Tiago Santana
Professor Assistente de História e Teologia
Toda proposta de definição é um abraço apertado com o perigo. A limitação dos autores fica estampada quando tentam definir com precisão termos ou elementos da realidade. É necessário, porém se esforcar para deixar claro o que se pretende dizer com um determinado termo para que nossa comunicação não seja propositadamente ambígua ou inconsistente. É preciso definir, selecionar de acordo com as características próprias de cada coisa.

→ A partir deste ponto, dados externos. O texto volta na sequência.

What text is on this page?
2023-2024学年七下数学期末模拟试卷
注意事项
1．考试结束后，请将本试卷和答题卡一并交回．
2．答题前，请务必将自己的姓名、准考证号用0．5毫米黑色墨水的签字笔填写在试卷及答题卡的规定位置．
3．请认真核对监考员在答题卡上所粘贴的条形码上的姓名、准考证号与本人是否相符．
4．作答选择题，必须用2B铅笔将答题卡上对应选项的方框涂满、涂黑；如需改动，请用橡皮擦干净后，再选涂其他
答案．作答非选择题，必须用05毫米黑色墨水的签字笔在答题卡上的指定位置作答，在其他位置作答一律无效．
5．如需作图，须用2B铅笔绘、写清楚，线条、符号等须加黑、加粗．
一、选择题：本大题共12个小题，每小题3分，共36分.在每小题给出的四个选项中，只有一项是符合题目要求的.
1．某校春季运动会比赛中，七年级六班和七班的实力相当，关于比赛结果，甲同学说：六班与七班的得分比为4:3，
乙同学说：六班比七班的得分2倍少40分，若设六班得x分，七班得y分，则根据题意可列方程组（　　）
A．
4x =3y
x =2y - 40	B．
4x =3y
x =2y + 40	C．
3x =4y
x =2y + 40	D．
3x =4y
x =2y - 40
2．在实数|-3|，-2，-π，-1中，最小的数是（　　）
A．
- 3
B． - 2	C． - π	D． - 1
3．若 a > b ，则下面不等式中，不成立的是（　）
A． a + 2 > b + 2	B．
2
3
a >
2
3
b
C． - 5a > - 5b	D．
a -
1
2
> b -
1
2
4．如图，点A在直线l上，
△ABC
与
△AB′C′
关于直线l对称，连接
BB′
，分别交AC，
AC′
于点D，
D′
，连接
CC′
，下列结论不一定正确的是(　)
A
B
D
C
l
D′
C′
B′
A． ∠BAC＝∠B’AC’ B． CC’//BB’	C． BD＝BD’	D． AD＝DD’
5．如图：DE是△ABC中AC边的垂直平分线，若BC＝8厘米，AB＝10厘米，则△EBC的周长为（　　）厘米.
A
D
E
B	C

O ser femino é alvo de uma tentativa de liquidar suas características próprias, na tentativa de criar o ser amorfo, capaz de assumir formas que encaixem nas necessidades do establishment. Grupos como feministas, liberais, adeptos à ideologias alinhadas com o progressismo, costumeiramente, abandonam as definições adequadas de mulher, por conta de suas agendas, indiferente se sua postura se adequa ou não com a realidade. O feminismo tomou uma direção alinhada à pauta política de esquerda. Ao fazer isso, tendeu a priorizar demandas ideológicas e teve de prescindir da mulher. Simone de Beauvoir deve ter sido pioneira da reflexão feminista sem mulher, fazendo do feminino uma construção social, devir de um movimento incessante.
Porém, nessa perspectiva, fica difícil sustentar uma pauta de defesa e luta pelos direitos do ser feminino, já que não sabemos o que ele é, ou o que ele está se tornando. Durante séculos, a característica principal dos seres racionais foi saber distinguir as coisas. Adão fez isso ao dar nome aos animais. Enquanto ele batizava cada bicho, ele distinguia entre as espécies, notando suas diferenças e contabilizando as semelhanças. De igual modo, ele distinguiu animais masculinos e femininos e isso lhe fez notar sua solidão.
Não ter encontrado a fêmea da espécie humana não foi meramente um acidente na vida de Adão. O próprio Deus estabeleceu ali que era necessário o homem saber identificar a ausência de sua auxiliadora. Isso exercitaria sua capacidade intelectual e o colocaria em situação de dependência da divindade, à espera da sua companheira.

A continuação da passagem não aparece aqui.